Numerical simulation of corrosion phenomena in oxygen-controlled environment for a horizontal lead-bismuth reactor core

Abstract

In order to explore the core corrosion characteristics of horizontal lead-bismuth reactor in oxygen-controlled environment, a liquid lead-bismuth eutectic (LBE) corrosion model including the growth and removal process of oxide layer was established in this paper. The coupling method of double-layered oxidation model and computational fluid dynamics (CFD) was used to simulate the long-term oxidation corrosion of horizontal LBE reactor core numerically. The results show that the average total oxide layer thickness of fuel rod surface is 1.59 μm, and the thickest oxide layer is 3.48 μm on the fuel rod surface at the core outlet after 20,000 h. The fuel rods maintain a double-layer oxide layer structure. The growth rate and removal rate of the oxide layer on fuel rod surface increase with the increase of inlet temperature and the decrease of inlet flow rate. The growth rate of the oxide layer on fuel rod surface increases with the increase of inlet oxygen concentration, while the removal rate decreases.

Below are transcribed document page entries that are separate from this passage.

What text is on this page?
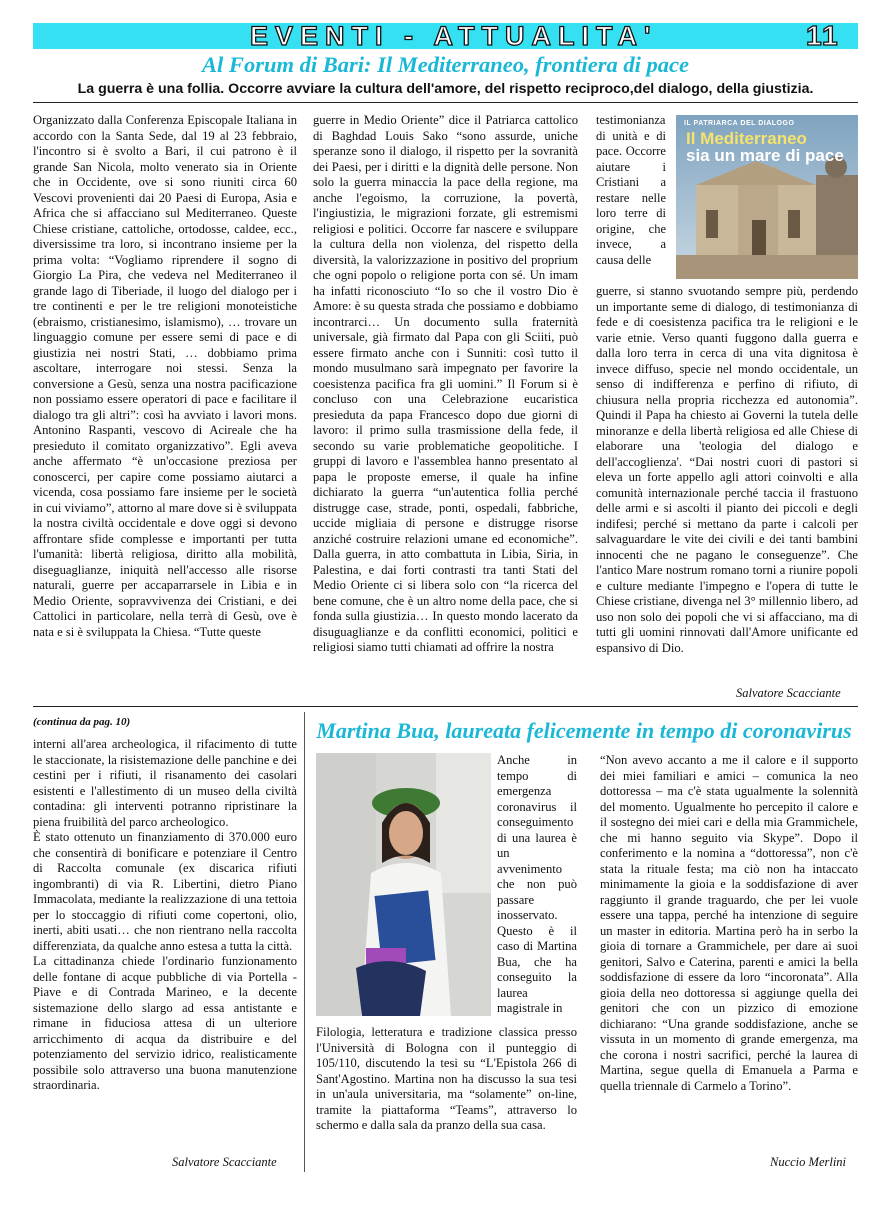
EVENTI - ATTUALITA'	11
Al Forum di Bari: Il Mediterraneo, frontiera di pace
La guerra è una follia. Occorre avviare la cultura dell'amore, del rispetto reciproco,del dialogo, della giustizia.

Organizzato dalla Conferenza Episcopale Italiana in accordo con la Santa Sede, dal 19 al 23 febbraio, l'incontro si è svolto a Bari, il cui patrono è il grande San Nicola, molto venerato sia in Oriente che in Occidente, ove si sono riuniti circa 60 Vescovi provenienti dai 20 Paesi di Europa, Asia e Africa che si affacciano sul Mediterraneo. Queste Chiese cristiane, cattoliche, ortodosse, caldee, ecc., diversissime tra loro, si incontrano insieme per la prima volta: “Vogliamo riprendere il sogno di Giorgio La Pira, che vedeva nel Mediterraneo il grande lago di Tiberiade, il luogo del dialogo per i tre continenti e per le tre religioni monoteistiche (ebraismo, cristianesimo, islamismo), … trovare un linguaggio comune per essere semi di pace e di giustizia nei nostri Stati, … dobbiamo prima ascoltare, interrogare noi stessi. Senza la conversione a Gesù, senza una nostra pacificazione non possiamo essere operatori di pace e facilitare il dialogo tra gli altri”: così ha avviato i lavori mons. Antonino Raspanti, vescovo di Acireale che ha presieduto il comitato organizzativo”. Egli aveva anche affermato “è un'occasione preziosa per conoscerci, per capire come possiamo aiutarci a vicenda, cosa possiamo fare insieme per le società in cui viviamo”, attorno al mare dove si è sviluppata la nostra civiltà occidentale e dove oggi si devono affrontare sfide complesse e importanti per tutta l'umanità: libertà religiosa, diritto alla mobilità, diseguaglianze, iniquità nell'accesso alle risorse naturali, guerre per accaparrarsele in Libia e in Medio Oriente, sopravvivenza dei Cristiani, e dei Cattolici in particolare, nella terrà di Gesù, ove è nata e si è sviluppata la Chiesa. “Tutte queste

guerre in Medio Oriente” dice il Patriarca cattolico di Baghdad Louis Sako “sono assurde, uniche speranze sono il dialogo, il rispetto per la sovranità dei Paesi, per i diritti e la dignità delle persone. Non solo la guerra minaccia la pace della regione, ma anche l'egoismo, la corruzione, la povertà, l'ingiustizia, le migrazioni forzate, gli estremismi religiosi e politici. Occorre far nascere e sviluppare la cultura della non violenza, del rispetto della diversità, la valorizzazione in positivo del proprium che ogni popolo o religione porta con sé. Un imam ha infatti riconosciuto “Io so che il vostro Dio è Amore: è su questa strada che possiamo e dobbiamo incontrarci… Un documento sulla fraternità universale, già firmato dal Papa con gli Sciiti, può essere firmato anche con i Sunniti: così tutto il mondo musulmano sarà impegnato per favorire la coesistenza pacifica fra gli uomini.” Il Forum si è concluso con una Celebrazione eucaristica presieduta da papa Francesco dopo due giorni di lavoro: il primo sulla trasmissione della fede, il secondo su varie problematiche geopolitiche. I gruppi di lavoro e l'assemblea hanno presentato al papa le proposte emerse, il quale ha infine dichiarato la guerra “un'autentica follia perché distrugge case, strade, ponti, ospedali, fabbriche, uccide migliaia di persone e distrugge risorse anziché costruire relazioni umane ed economiche”. Dalla guerra, in atto combattuta in Libia, Siria, in Palestina, e dai forti contrasti tra tanti Stati del Medio Oriente ci si libera solo con “la ricerca del bene comune, che è un altro nome della pace, che si fonda sulla giustizia… In questo mondo lacerato da disuguaglianze e da conflitti economici, politici e religiosi siamo tutti chiamati ad offrire la nostra

testimonianza di unità e di pace. Occorre aiutare i Cristiani a restare nelle loro terre di origine, che invece, a causa delle

IL PATRIARCA DEL DIALOGO
Il Mediterraneo
sia un mare di pace

guerre, si stanno svuotando sempre più, perdendo un importante seme di dialogo, di testimonianza di fede e di coesistenza pacifica tra le religioni e le varie etnie. Verso quanti fuggono dalla guerra e dalla loro terra in cerca di una vita dignitosa è invece diffuso, specie nel mondo occidentale, un senso di indifferenza e perfino di rifiuto, di chiusura nella propria ricchezza ed autonomia”. Quindi il Papa ha chiesto ai Governi la tutela delle minoranze e della libertà religiosa ed alle Chiese di elaborare una 'teologia del dialogo e dell'accoglienza'. “Dai nostri cuori di pastori si eleva un forte appello agli attori coinvolti e alla comunità internazionale perché taccia il frastuono delle armi e si ascolti il pianto dei piccoli e degli indifesi; perché si mettano da parte i calcoli per salvaguardare le vite dei civili e dei tanti bambini innocenti che ne pagano le conseguenze”. Che l'antico Mare nostrum romano torni a riunire popoli e culture mediante l'impegno e l'opera di tutte le Chiese cristiane, divenga nel 3° millennio libero, ad uso non solo dei popoli che vi si affacciano, ma di tutti gli uomini rinnovati dall'Amore unificante ed espansivo di Dio.

Salvatore Scacciante
(continua da pag. 10)

interni all'area archeologica, il rifacimento di tutte le staccionate, la risistemazione delle panchine e dei cestini per i rifiuti, il risanamento dei casolari esistenti e l'allestimento di un museo della civiltà contadina: gli interventi potranno ripristinare la piena fruibilità del parco archeologico.

È stato ottenuto un finanziamento di 370.000 euro che consentirà di bonificare e potenziare il Centro di Raccolta comunale (ex discarica rifiuti ingombranti) di via R. Libertini, dietro Piano Immacolata, mediante la realizzazione di una tettoia per lo stoccaggio di rifiuti come copertoni, olio, inerti, abiti usati… che non rientrano nella raccolta differenziata, da qualche anno estesa a tutta la città.

La cittadinanza chiede l'ordinario funzionamento delle fontane di acque pubbliche di via Portella - Piave e di Contrada Marineo, e la decente sistemazione dello slargo ad essa antistante e rimane in fiduciosa attesa di un ulteriore arricchimento di acqua da distribuire e del potenziamento del servizio idrico, realisticamente possibile solo attraverso una buona manutenzione straordinaria.

Salvatore Scacciante
Martina Bua, laureata felicemente in tempo di coronavirus

Anche in tempo di emergenza coronavirus il conseguimento di una laurea è un avvenimento che non può passare inosservato. Questo è il caso di Martina Bua, che ha conseguito la laurea magistrale in

Filologia, letteratura e tradizione classica presso l'Università di Bologna con il punteggio di 105/110, discutendo la tesi su “L'Epistola 266 di Sant'Agostino. Martina non ha discusso la sua tesi in un'aula universitaria, ma “solamente” on-line, tramite la piattaforma “Teams”, attraverso lo schermo e dalla sala da pranzo della sua casa.

“Non avevo accanto a me il calore e il supporto dei miei familiari e amici – comunica la neo dottoressa – ma c'è stata ugualmente la solennità del momento. Ugualmente ho percepito il calore e il sostegno dei miei cari e della mia Grammichele, che mi hanno seguito via Skype”. Dopo il conferimento e la nomina a “dottoressa”, non c'è stata la rituale festa; ma ciò non ha intaccato minimamente la gioia e la soddisfazione di aver raggiunto il grande traguardo, che per lei vuole essere una tappa, perché ha intenzione di seguire un master in editoria. Martina però ha in serbo la gioia di tornare a Grammichele, per dare ai suoi genitori, Salvo e Caterina, parenti e amici la bella soddisfazione di essere da loro “incoronata”. Alla gioia della neo dottoressa si aggiunge quella dei genitori che con un pizzico di emozione dichiarano: “Una grande soddisfazione, anche se vissuta in un momento di grande emergenza, ma che corona i nostri sacrifici, perché la laurea di Martina, segue quella di Emanuela a Parma e quella triennale di Carmelo a Torino”.

Nuccio Merlini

At higher temperature above 420℃, lower flow velocity below 0.25 m/s and lower oxygen concentration below 2 × 10−8wt%, the magnetite layer will first be completely removed from the surface of the fuel rods at the core outlet. The liquid LBE oxidation corrosion model and coupled CFD method presented in this paper can be used for numerical simulation of oxidation corrosion in different units of LBE cooling system.